The Scottish National Party has suggested "golden handcuffs" for graduates of Scottish medical schools as an alternative to controversial proposals for premium fees for non-Scottish UK students, writes Olga Wojtas.
The Scottish Executive wants the power to raise fees for non-Scots to prevent schools being swamped by "fee refugees", applicants seeking a Scottish medical degree to avoid paying top-up fees in England. It is particularly worried because most non-Scottish students return home after graduation, while the National Health Service in Scotland has recruitment problems.
But Fiona Hyslop, SNP spokesperson for education, has urged ministers to look at the possibility of insisting that graduates work in the Scottish NHS for a period. "It is important to ensure that those who are trained in Scotland and whose training is paid for by the taxpayer should have the opportunity to contribute to the NHS in Scotland," she said. "In principle, golden handcuffs at the latter stages of training are far better than a policy that introduces top-up fees at the start."
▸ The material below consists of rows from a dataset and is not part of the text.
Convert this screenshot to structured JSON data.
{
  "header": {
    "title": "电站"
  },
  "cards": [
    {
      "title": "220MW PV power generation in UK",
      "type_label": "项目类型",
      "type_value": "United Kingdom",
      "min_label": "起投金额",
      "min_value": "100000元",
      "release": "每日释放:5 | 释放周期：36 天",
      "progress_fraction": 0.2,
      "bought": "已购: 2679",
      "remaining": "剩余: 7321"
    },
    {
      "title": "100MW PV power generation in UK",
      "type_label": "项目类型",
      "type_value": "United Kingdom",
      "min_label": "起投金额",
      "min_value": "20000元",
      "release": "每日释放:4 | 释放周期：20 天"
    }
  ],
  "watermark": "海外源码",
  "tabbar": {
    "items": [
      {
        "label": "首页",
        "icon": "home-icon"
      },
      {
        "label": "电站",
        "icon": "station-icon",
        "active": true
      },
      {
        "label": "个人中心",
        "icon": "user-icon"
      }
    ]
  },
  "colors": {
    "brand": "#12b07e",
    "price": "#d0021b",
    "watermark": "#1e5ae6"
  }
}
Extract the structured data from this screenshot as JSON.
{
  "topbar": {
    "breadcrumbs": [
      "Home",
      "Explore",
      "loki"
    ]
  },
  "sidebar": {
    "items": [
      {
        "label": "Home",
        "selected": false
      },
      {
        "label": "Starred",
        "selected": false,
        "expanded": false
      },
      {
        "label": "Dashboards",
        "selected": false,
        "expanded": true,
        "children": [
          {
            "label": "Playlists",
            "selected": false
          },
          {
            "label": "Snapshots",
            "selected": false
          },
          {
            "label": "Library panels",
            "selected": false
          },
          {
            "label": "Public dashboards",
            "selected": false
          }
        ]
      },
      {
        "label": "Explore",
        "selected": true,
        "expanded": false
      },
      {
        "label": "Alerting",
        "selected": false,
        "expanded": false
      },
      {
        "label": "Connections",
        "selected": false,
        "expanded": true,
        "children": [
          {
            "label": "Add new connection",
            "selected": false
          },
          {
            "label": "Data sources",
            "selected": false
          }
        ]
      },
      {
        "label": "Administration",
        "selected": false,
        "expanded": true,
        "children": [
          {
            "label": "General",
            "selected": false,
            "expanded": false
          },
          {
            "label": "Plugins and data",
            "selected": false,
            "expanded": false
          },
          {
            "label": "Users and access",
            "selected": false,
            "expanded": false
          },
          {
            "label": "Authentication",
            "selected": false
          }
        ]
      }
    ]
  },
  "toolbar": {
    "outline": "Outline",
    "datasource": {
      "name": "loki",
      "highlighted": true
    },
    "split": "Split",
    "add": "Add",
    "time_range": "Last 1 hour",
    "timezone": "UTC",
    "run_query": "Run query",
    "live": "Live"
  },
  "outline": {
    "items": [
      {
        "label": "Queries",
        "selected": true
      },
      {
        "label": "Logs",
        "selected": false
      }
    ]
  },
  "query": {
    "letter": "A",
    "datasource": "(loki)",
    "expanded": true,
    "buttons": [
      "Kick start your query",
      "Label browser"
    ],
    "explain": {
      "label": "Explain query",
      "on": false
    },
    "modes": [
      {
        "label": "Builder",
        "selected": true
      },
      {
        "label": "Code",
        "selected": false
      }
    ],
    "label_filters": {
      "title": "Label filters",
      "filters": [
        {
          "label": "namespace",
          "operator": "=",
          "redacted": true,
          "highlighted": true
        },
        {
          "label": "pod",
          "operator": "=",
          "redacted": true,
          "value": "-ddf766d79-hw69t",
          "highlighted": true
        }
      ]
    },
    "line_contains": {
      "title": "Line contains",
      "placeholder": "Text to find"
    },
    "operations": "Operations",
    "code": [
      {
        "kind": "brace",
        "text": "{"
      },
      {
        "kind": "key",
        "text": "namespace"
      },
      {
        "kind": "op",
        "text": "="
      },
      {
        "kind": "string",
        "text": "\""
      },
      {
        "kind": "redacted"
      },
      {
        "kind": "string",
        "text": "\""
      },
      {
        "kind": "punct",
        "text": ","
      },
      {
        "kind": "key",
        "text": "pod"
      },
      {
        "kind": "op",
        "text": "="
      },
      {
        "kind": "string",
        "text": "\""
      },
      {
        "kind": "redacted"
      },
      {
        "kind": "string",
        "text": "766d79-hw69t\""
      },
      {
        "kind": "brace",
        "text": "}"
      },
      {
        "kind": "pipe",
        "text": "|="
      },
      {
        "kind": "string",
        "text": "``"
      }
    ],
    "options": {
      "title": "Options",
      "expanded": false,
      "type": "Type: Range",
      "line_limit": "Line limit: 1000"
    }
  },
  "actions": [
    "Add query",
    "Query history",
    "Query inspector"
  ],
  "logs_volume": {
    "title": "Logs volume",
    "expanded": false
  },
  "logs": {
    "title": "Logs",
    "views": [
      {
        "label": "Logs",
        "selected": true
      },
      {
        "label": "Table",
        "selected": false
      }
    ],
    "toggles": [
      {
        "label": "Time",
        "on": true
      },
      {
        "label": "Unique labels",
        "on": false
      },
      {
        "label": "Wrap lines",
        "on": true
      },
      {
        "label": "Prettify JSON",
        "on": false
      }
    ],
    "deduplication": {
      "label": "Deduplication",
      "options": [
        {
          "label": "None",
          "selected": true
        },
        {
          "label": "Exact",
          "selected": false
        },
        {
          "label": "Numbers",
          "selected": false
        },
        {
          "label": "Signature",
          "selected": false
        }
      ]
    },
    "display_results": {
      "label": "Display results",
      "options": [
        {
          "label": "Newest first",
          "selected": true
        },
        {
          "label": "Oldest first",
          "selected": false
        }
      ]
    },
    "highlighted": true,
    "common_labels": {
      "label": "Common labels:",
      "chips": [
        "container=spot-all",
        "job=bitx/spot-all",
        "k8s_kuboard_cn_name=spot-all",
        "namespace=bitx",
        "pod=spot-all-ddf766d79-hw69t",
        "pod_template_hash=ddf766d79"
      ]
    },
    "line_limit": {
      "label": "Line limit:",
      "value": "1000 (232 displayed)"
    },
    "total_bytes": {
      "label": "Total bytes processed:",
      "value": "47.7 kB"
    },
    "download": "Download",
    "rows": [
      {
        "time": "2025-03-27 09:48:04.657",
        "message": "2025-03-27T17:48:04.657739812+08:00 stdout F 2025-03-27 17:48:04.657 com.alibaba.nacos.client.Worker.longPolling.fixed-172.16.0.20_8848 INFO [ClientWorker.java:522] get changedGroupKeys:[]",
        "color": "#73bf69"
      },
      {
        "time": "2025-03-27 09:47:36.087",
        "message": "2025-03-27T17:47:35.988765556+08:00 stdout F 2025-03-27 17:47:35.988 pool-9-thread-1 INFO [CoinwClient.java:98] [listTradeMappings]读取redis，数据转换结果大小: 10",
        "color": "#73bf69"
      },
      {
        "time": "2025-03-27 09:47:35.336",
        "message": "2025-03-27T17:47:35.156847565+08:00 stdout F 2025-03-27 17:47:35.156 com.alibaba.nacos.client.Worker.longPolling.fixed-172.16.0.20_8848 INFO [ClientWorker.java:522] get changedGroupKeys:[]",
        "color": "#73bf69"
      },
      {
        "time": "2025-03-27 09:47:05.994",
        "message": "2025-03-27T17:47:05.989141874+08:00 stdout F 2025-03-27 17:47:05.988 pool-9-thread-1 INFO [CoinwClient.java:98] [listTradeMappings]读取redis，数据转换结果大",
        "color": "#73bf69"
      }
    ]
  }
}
Jim Wallace, Lifelong Learning Minister, dismissed the proposal. He said that graduates who found they were more suited to careers outside medicine or who wanted to support people in developing countries would face "a £67,000 fine" (the money required to repay the cost of their course).
But Ms Hyslop said there was no intention to target such graduates. Labour MSP Mike Watson said the National Union of Students Scotland had come up with "highly credible alternatives" to the ministerial proposals. There could, for example, be a relaxation of entrance criteria, which demanded that Scottish applicants achieve all the necessary Higher passes in a single sitting.